O programa Floresta + Carbono é uma modalidade do Floresta +, do Governo Federal, que prevê o pagamento por serviços ambientais em todos os biomas do país. Seu objetivo é gerar créditos de carbono através da conservação e recuperação de florestas nativas. É um programa voluntário em que as partes envolvidas possuem autonomia para negociar os créditos, que não terão relação com as metas de redução de emissões do Acordo de Paris. O programa pretende fomentar o Mercado Voluntário de Floresta Nativa e modelos de gestão sustentável de florestas, principalmente na Amazônia.  Detentor da maior floresta tropical do mundo, o Brasil possui um enorme potencial de gerador de créditos de carbono florestais, que são créditos de maior qualidade, maior permanência e co-benefícios, tais como preservação da biodiversidade, geração de emprego, proteção dos recursos hídricos.

Mas existe Mercado Regulado de Carbono no Brasil?

No Brasil ainda não foi estabelecido um mercado do tipo “sistema de comércio de emissões” (ETS cap and trade). Contudo, há uma proposta resultado do Projeto PMR-Brasil, uma parceria entre Ministério da Fazenda e Banco Mundial. O PMR é o Partnership for Market Readiness, um fórum coletivo do Banco Mundial para promover inovação, ações e fundos para mitigação e adaptação em mudanças climáticas.

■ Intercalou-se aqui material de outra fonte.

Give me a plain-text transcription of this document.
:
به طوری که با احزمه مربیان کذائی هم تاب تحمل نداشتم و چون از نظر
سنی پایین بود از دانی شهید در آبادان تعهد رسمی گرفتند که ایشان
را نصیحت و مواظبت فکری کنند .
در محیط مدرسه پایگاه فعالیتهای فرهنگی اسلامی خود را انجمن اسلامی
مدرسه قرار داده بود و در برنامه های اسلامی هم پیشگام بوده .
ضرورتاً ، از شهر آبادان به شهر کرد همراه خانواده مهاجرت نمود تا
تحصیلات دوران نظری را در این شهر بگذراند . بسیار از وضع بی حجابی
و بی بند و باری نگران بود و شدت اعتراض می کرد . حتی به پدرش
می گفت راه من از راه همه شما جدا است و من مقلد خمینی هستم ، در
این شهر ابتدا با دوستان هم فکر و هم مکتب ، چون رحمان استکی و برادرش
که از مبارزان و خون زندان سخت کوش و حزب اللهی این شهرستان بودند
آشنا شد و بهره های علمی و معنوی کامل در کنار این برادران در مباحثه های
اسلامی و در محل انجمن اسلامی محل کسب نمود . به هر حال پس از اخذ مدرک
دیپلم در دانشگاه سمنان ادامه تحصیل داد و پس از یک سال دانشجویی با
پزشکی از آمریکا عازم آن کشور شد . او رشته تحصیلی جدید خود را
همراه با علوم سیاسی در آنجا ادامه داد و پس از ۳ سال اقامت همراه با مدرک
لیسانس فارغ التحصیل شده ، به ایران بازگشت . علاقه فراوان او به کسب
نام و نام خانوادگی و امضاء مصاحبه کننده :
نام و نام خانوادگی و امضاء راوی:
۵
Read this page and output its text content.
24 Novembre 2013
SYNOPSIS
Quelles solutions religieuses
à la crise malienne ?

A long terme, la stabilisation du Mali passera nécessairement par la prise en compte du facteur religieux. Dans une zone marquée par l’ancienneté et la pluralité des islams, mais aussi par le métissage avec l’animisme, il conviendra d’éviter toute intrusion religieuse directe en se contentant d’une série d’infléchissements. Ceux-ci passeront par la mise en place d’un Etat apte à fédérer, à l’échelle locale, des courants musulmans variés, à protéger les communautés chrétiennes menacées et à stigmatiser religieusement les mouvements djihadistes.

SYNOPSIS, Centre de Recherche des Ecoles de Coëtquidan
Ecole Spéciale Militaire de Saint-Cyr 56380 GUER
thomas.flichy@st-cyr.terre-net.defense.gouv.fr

O Relatório Síntese do projeto foi publicado ao final de 2020, após 4 anos de estudo com mais de 80 especialistas, membros da academia e sociedade civil. Resultou em uma proposta de ETS do tipo cap-and-trade com utilização de offsets (créditos de carbono), que, durante as simulações, desempenharam um papel importante de regulador de preços e viabilidade competitiva do mercado. Ressalta-se a importância de uma implementação gradual do instrumento. Dentre os setores analisados, destacam-se: energia elétrica; combustíveis; indústria química, papel e celulose, siderurgia, alumínio, cimento, cal, vidro, alimentos e bebidas, têxtil, mineração e cerâmica; florestas; e agropecuária (pecuária de corte).

Mesmo assim, pode-se dizer que existe uma espécie de mercado regulado no país: o RenovaBio, decorrente da Política Nacional de Biocombustíveis (Lei 13.576/2017). O RenovaBio objetiva reduzir as emissões de gases de efeito estufa no setor de distribuição de combustíveis fósseis, fomentando projetos de eficiência energética na produção, comercialização e uso de biocombustíveis. O programa estabelece metas nacionais de redução através de resoluções do Conselho Nacional de Política Energética (CNPE), e metas individuais para os distribuidores de combustíveis através da Agência Nacional de Petróleo, Gás e Biocombustíveis (ANP). As metas são atingidas através da compra de Créditos de Descarbonização (CBio), emitidos por produtores certificados.

O processo de certificação da produção de biocombustível é desempenhado por firmas autorizadas pela ANP e cada produtor ou importador de biocombustível recebe uma Nota de Eficiência Energético-Ambiental, um valor inversamente proporcional à intensidade de carbono do biocombustível produzido, que reflete o quanto de emissões de CO2e foi mitigado. A certificação também leva em conta a origem da biomassa energética. Assim, produtores e importadores recebem um Certificado de Produção Eficiente, válido por três anos. Uma vez certificados, poderão gerar lastros para emissão primária de Créditos de Descarbonização (CBios) (Resolução ANP 802/2019). Por fim, distribuidoras de combustíveis deverão demonstrar o cumprimento de suas metas individuais através da compra de CBios, que são ativos financeiros negociáveis em bolsa.